The Devil’s lackeys looked at him as he approached the entrance, letting Mugman in almost immediately, like they were waiting for him. As in a nightmare, the little mug walked to the boss’s office, feeling more and more self-concisions at the evil grins.
When the golden doors opened, the Devil himself was waiting for him, sitting in his throne, with King Dice’s smug presence at his side.
And next to the throne, with Dice’s hand on his shoulder, violet clothes and a look he could barely recognize, was the reason Mugman would voluntary go to hell.
“I want to make a deal”
The evil creature’s smirk got even darker.
Attachments were a curious thing.
The lord of hell didn’t think much about it, except the times he found one of this minions had killed another over that matter, or those evenings when King Dice sang along with whatever music his old radio played before the work, his mind lost in memories long forgotten.

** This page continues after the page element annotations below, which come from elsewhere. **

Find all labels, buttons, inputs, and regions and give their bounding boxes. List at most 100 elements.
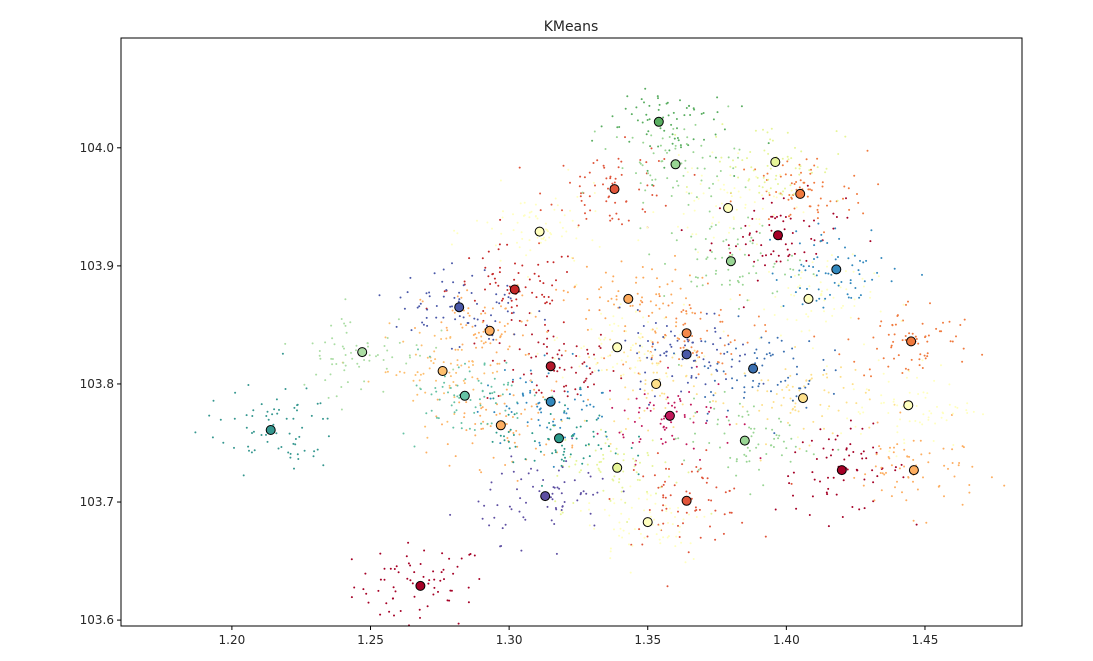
scatter-point bbox=[670, 195, 673, 197]
scatter-point bbox=[738, 307, 740, 310]
scatter-point bbox=[550, 233, 553, 236]
scatter-point bbox=[655, 327, 658, 330]
scatter-point bbox=[748, 460, 751, 463]
scatter-point bbox=[792, 407, 794, 410]
scatter-point bbox=[776, 336, 779, 339]
scatter-point bbox=[362, 588, 365, 591]
scatter-point bbox=[825, 365, 828, 368]
scatter-point bbox=[726, 191, 729, 194]
scatter-point bbox=[713, 379, 716, 382]
scatter-point bbox=[501, 299, 503, 302]
scatter-point bbox=[583, 361, 586, 364]
scatter-point bbox=[474, 406, 477, 409]
scatter-point bbox=[709, 401, 711, 403]
scatter-point bbox=[756, 176, 759, 179]
scatter-point bbox=[642, 325, 645, 327]
scatter-point bbox=[392, 586, 395, 589]
scatter-point bbox=[772, 195, 775, 198]
scatter-point bbox=[780, 339, 783, 342]
scatter-point bbox=[684, 167, 687, 170]
scatter-point bbox=[912, 480, 914, 483]
scatter-point bbox=[637, 454, 640, 457]
scatter-point bbox=[480, 422, 483, 425]
scatter-point bbox=[563, 450, 566, 453]
scatter-point bbox=[738, 148, 741, 151]
scatter-point bbox=[457, 622, 460, 625]
scatter-point bbox=[741, 159, 744, 162]
scatter-point bbox=[708, 442, 711, 444]
scatter-point bbox=[716, 348, 718, 351]
scatter-point bbox=[414, 353, 417, 356]
scatter-point bbox=[419, 373, 422, 376]
scatter-point bbox=[812, 420, 815, 423]
scatter-point bbox=[297, 458, 300, 460]
scatter-point bbox=[770, 444, 773, 447]
scatter-point bbox=[851, 253, 854, 256]
scatter-point bbox=[785, 447, 788, 450]
scatter-point bbox=[622, 470, 625, 473]
scatter-point bbox=[810, 168, 812, 171]
scatter-point bbox=[744, 186, 747, 189]
scatter-point bbox=[541, 293, 544, 296]
scatter-point bbox=[690, 235, 693, 238]
scatter-point bbox=[815, 274, 818, 277]
scatter-point bbox=[664, 441, 667, 444]
scatter-point bbox=[796, 436, 799, 439]
scatter-point bbox=[677, 510, 679, 513]
scatter-point bbox=[794, 167, 797, 170]
scatter-point bbox=[646, 498, 649, 501]
scatter-point bbox=[568, 465, 571, 468]
scatter-point bbox=[833, 281, 836, 284]
centroid-marker bbox=[484, 325, 495, 336]
scatter-point bbox=[613, 475, 616, 478]
scatter-point bbox=[442, 316, 445, 319]
scatter-point bbox=[717, 221, 720, 224]
scatter-point bbox=[383, 345, 386, 347]
scatter-point bbox=[921, 322, 924, 325]
scatter-point bbox=[887, 333, 890, 336]
scatter-point bbox=[442, 268, 445, 271]
scatter-point bbox=[716, 362, 719, 365]
scatter-point bbox=[774, 508, 777, 511]
scatter-point bbox=[409, 564, 412, 567]
scatter-point bbox=[677, 184, 680, 187]
scatter-point bbox=[741, 283, 744, 286]
scatter-point bbox=[326, 417, 329, 420]
scatter-point bbox=[476, 219, 478, 222]
scatter-point bbox=[682, 518, 685, 521]
scatter-point bbox=[798, 387, 801, 390]
scatter-point bbox=[594, 210, 597, 213]
scatter-point bbox=[212, 399, 215, 402]
scatter-point bbox=[575, 459, 578, 462]
scatter-point bbox=[723, 432, 726, 435]
scatter-point bbox=[793, 193, 796, 196]
scatter-point bbox=[463, 416, 466, 419]
scatter-point bbox=[484, 312, 487, 315]
scatter-point bbox=[557, 469, 560, 472]
scatter-point bbox=[542, 479, 545, 481]
scatter-point bbox=[289, 452, 292, 455]
scatter-point bbox=[674, 545, 677, 548]
scatter-point bbox=[921, 273, 923, 276]
scatter-point bbox=[272, 423, 275, 426]
scatter-point bbox=[617, 157, 620, 160]
scatter-point bbox=[893, 333, 896, 336]
scatter-point bbox=[594, 184, 596, 187]
scatter-point bbox=[876, 271, 879, 274]
scatter-point bbox=[480, 407, 483, 410]
scatter-point bbox=[655, 533, 658, 536]
scatter-point bbox=[879, 472, 882, 474]
scatter-point bbox=[950, 414, 953, 416]
scatter-point bbox=[588, 508, 590, 511]
scatter-point bbox=[589, 373, 592, 375]
scatter-point bbox=[802, 219, 805, 222]
scatter-point bbox=[651, 439, 654, 442]
scatter-point bbox=[800, 171, 802, 174]
scatter-point bbox=[571, 352, 574, 355]
scatter-point bbox=[657, 108, 660, 111]
scatter-point bbox=[756, 389, 759, 392]
scatter-point bbox=[697, 373, 700, 376]
scatter-point bbox=[767, 379, 770, 382]
scatter-point bbox=[810, 377, 813, 380]
scatter-point bbox=[493, 377, 496, 380]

“Cuphead” the little demon looked at the Devil, ready to follow his commands. Just like he should have since the very beginning “I have a present for you”
Then King Dice entered the room, more smug than he had ever been, with their newest recruit at his side. Cuphead turned at them at his master’s order, his eyes immediately on the newcomer.
For centuries Devil had been listening stories about how he despise love and every good feeling in the human being, but that was just bullshit. Why would the Devil despise something that made others so easy to manipulate?
The evil, crazy eyes of the little mug looked at the cup, and smiled.
“Say hello to your brother, Cuphead”
That was the first time King Dice ever saw a soulless demon cry.
Work under Devil’s hellish regime became, surprisingly, much easier with the cup brothers on board.
Cuphead had real talent and was far more malevolent, but Mugman was cold and efficient, always looking for new ways to force debtors to pay in the most painful ways.
The brats were a dream team, and if King Dice had not been sure of his position as the Devil’s “number one”, he could have been worried about them surpassing even him.
But there were times, especially at early mornings once the busiest hours in the casino had end, where he would find the little cups whispering, calling themselves “Cups” and “Mugsy” with a voice so tender a demon should never could.
And if sometimes Dice just leave them alone, in each other’s arms, stealing as much time as they could before their next job to remember they’re at least still together, well, their boss didn’t have to know.